The conversation flowed so easily with the Irish football icon that it forced us to release it in two parts and Part 2 is out this week. It really is a must listen, as Mick spoke on the hurt of losing out to Italy in that game and even revealed how it was his duty to keep Jack Charlton awake during Ireland’s famous meeting with Pope John Paul II prior to the 1990 World Cup quarter-final.

Read: Mick McCarthy: We’d run through brick walls for Jack Charlton – we all loved him

“I was seriously, seriously brassed off at the time. I was broken hearted”, said McCarthy speaking of Ireland’s exit from Italia 90. “We were all aware of how well we’d done. Despite the disappointment. You know I guess the manager helps you with that.”

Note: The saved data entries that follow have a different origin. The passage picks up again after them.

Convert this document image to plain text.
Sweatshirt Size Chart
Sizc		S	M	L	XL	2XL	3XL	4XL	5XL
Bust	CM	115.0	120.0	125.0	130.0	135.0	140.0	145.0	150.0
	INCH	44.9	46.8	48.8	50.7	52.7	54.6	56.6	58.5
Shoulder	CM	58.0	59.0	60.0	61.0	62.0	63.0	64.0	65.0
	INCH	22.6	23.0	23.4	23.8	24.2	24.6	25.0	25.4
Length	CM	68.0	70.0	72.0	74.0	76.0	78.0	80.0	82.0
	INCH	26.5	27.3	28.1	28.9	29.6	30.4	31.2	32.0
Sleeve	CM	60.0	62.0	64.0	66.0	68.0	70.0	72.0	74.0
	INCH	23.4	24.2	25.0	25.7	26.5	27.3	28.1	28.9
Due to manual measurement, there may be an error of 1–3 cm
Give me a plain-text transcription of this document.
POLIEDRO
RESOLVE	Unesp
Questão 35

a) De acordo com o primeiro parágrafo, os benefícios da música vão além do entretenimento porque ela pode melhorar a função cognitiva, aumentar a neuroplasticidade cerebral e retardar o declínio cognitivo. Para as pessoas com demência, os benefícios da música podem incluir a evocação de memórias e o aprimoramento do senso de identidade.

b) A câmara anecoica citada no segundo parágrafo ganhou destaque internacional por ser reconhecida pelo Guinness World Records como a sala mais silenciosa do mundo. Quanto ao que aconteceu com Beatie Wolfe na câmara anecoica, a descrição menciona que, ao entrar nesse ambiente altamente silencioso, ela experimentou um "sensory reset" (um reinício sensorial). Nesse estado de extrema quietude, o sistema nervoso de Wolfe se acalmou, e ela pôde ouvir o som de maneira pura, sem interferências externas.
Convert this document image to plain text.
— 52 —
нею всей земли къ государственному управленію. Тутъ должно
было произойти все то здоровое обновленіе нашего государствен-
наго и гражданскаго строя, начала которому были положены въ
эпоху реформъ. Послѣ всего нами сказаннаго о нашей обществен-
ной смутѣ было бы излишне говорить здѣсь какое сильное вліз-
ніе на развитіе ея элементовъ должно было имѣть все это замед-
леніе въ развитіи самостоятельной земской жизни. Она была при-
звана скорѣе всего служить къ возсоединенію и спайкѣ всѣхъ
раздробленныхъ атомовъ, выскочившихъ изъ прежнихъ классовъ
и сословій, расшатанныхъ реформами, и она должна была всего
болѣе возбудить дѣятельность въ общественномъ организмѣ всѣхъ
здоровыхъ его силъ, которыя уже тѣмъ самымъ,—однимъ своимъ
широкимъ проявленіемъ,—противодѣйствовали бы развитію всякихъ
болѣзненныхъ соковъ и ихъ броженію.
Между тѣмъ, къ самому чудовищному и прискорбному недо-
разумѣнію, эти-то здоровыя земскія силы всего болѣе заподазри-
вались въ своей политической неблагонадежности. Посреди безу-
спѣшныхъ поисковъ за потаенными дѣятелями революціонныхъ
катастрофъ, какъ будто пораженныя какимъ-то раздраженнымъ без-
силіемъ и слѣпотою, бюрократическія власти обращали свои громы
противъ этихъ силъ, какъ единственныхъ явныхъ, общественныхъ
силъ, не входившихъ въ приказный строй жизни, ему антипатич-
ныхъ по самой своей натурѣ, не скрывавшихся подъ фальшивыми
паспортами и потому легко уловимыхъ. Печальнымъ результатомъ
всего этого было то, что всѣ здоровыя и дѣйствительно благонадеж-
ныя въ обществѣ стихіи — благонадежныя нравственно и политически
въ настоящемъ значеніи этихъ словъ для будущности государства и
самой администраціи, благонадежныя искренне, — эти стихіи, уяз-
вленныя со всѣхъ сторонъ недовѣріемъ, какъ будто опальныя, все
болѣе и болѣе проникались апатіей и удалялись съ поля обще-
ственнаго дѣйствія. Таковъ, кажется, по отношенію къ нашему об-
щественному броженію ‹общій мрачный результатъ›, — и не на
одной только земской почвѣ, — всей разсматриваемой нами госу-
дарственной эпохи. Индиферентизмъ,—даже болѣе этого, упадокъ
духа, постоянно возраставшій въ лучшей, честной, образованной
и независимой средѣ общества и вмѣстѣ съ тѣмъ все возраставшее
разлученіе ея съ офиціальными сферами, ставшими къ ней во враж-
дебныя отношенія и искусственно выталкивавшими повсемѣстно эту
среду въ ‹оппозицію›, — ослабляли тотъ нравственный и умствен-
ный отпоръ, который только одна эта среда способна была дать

To this day I regret walking straight up the tunnel. But, I was so annoyed.

“I guess you soak up your disappointment. I was in the dressing room and all the lad were all clapping the fans and having a great time with them. There’s me up there like a grumpy old man balling my eyes out with Mick Byrne and Charlie O’Leary trying to console me.”

“I was annoyed with the referee, I don’t think he’d given us a chance. He blew for so many fouls. I was annoyed that we’d lost one-nil.

“I was annoyed with the little b*llock Schillaci that he’d scored. Everything was annoying me!”


Despite the bitter disappointment of being knocked out, McCarthy told Paddy and Ruby that it didn’t take the Irish time long to realise what they’d achieved and to celebrate it.

“The squad was so together it was brilliant. I mean I think we were all broken hearted – I certainly was after the game. But, there’s nothing you can do about it. Jack was just so pragmatic about though,” said the former Irish captain.

 ‘You’ve done brilliantly lads, let’s enjoy it, let’s have a couple of pints’ he said.

“That’s how it started and despite losing, it was a great evening. We went to bed in daylight two days later.”


Jack and The Pope

A few days before that clash with Italy, Ireland had a rare audience with Pope John Paul II and while the pontiff was giving a long homily in Latin, Jack Charlton started to drift towards the land of nod. The Irish boss then turned to McCarthy to ask for a poke should he fall asleep and when the inevitable happened, it ended up in hilarious circumstances.

“Jack’s story is that he was dropping off when he leaned over to me and said, ‘I’m starting to feel tired, if I start dropping off just give me a nudge’,” McCarthy chuckled.

As the Pope stood up to bless everybody, I gave him a nudge. Jack stood up and waved at him because he thought he was waving to Jack.

“I’ve no idea what he said to him, but Jack got mileage out of it let me tell you.”